In pursuit of elusive truth


And so it goes on. To the third and fourth generations. The urge to know what happened, to investigate secret histories, to reveal hidden truths, to discover and uncover every last scrap of Shoah history before it all fades indemonstrably into the past.

The Ratline is barrister and author Philippe Sands’s meticulously documented sequel to East West Street, his award-winning, multi-dimensional exploration of how his forebears became victims of Hans Frank, Governor General of occupied Poland. His follow-up, a synthesis of bravura storytelling and investigative journalism, focuses on another of the perpetrators of those crimes: Frank’s deputy, the Governor of Galicia, Otto Wächter, under whose watch Sands’s Lvov-born grandfather was murdered.

Unlike Frank, who was hanged at Nuremberg, Wächter was indicted for mass murder but fled justice at the end of the war. And yet, in spite of the existence of the so-called “Ratline”, a clandestine organisation that helped thousands of Nazis escape to South America, Wächter died in a church-run-hospital bed in Rome in 1949 — which is where Sands’s account begins.

In the spirit of his eyebrow-raising epigraph from the Spanish novelist and documentarian Javier Cercas — “It is more important to understand the butcher than the victim” — Sands excavates, with forensic precision and the narrative flair of a Le Carré, the life, loves and crimes of the man responsible for the deaths of more than 100,000 people.

But although his text may read like a thriller — with revelations about Wächter’s years on the run (including the help he received from the Vatican and the possible collusion of the Americans) interwoven with the record of a decade’s-worth of Sands’s assiduous international sleuthing — this is still a book in rigorous pursuit of historical truth.

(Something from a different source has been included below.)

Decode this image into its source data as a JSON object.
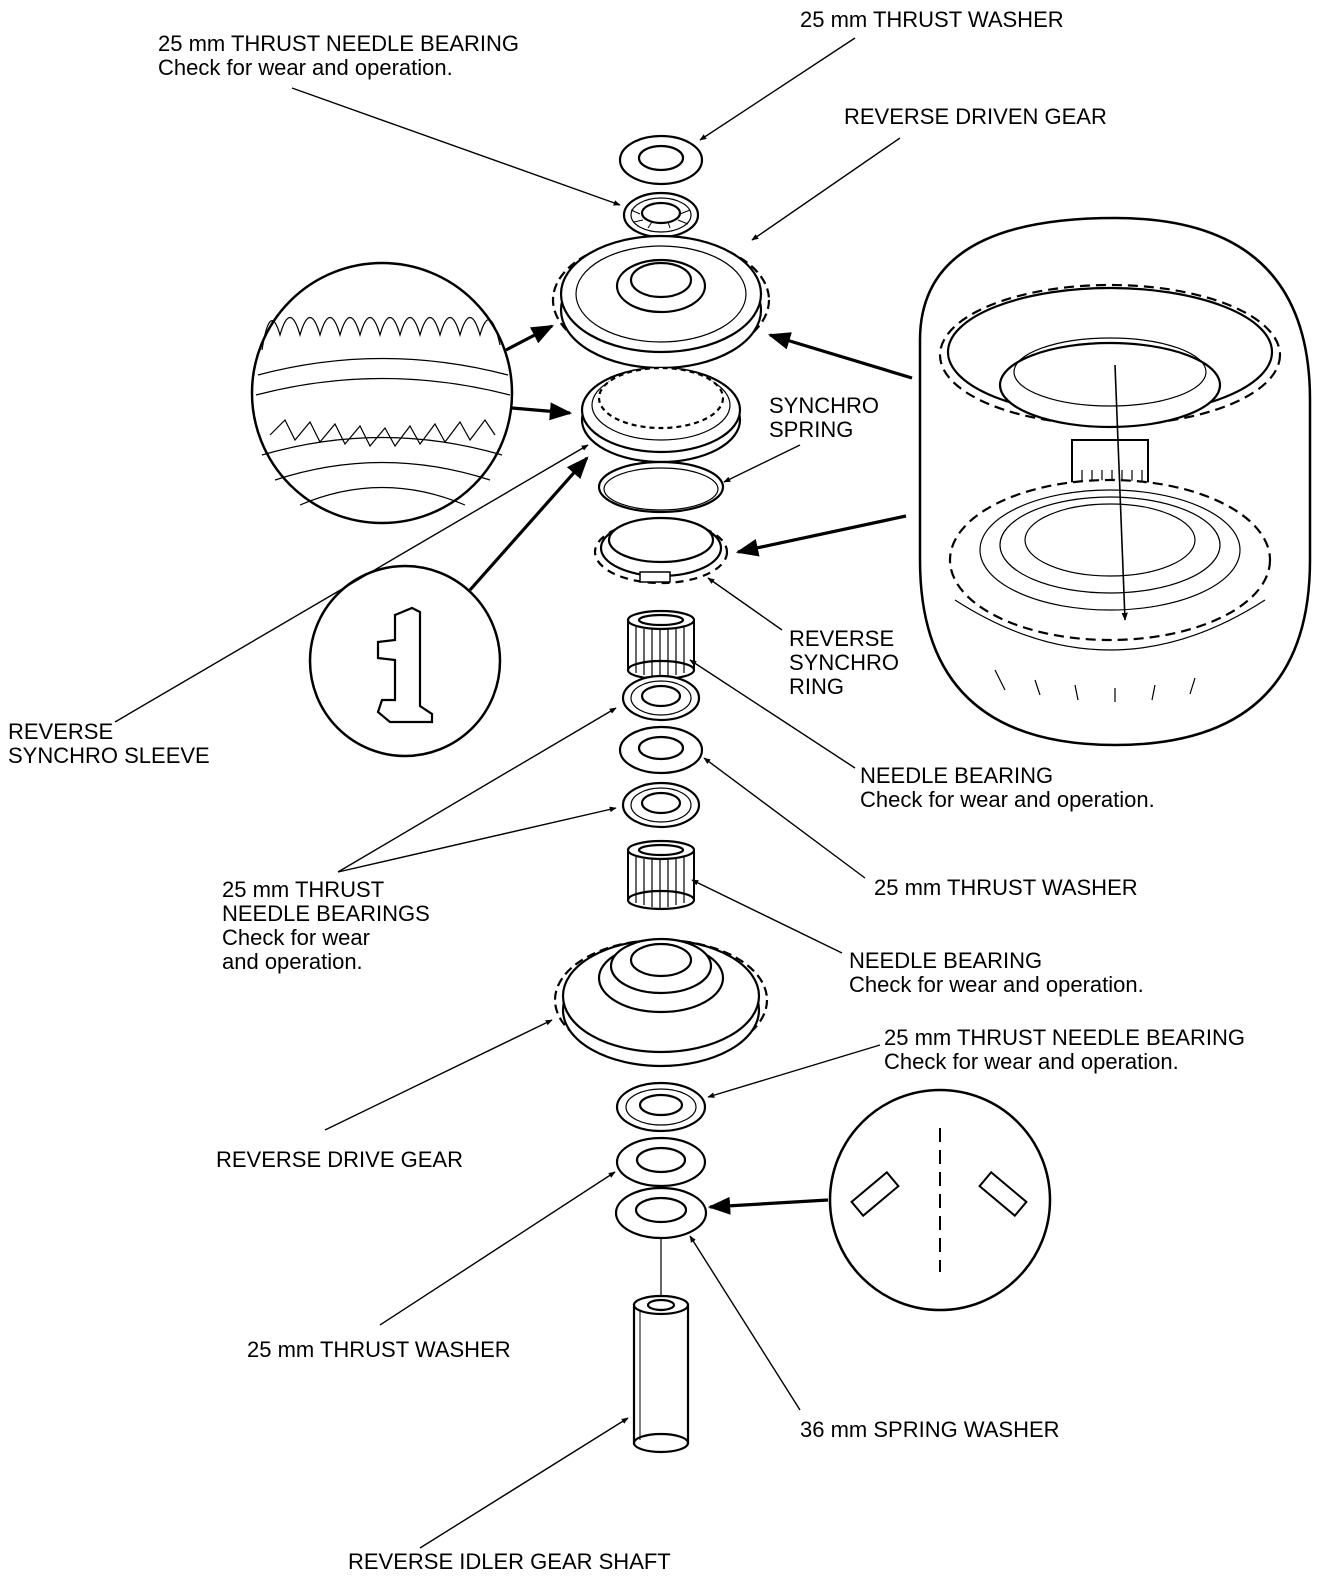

A key actor in Sands’s heroic quest is Horst Wächter, one of the two children of his sought-out Nazis (the other was Niklas, son of Hans Frank) whom Sands had met while researching his earlier book. Without Horst, it is doubtful that this current book would have been possible, for Horst was in possession of thousands of letters, postcards, diaries and interviews bequeathed to him by his mother, Charlotte, Otto’s wife, who stayed in contact with her husband after the war.

In due course, Horst — whose reluctance to fully face up to the crimes of his father is one of the intriguing psychological sub-plots within The Ratline — allowed Sands and his team of researchers access to this historical gold-mine.

The mystery of Wächter’s premature death, whether from poison probably administered by an unknown revenging hand, or self-inflicted after swimming unwittingly in the toxic water of a nearby river, now remains beyond anyone’s certain knowledge.

Which is perhaps as it should be; for, although Sands has done all that is humanly possible to find an answer, he has written a book that reminds us, again, that in some essential way the past is unknowable, however much, and for however long, later generations still seek to know it.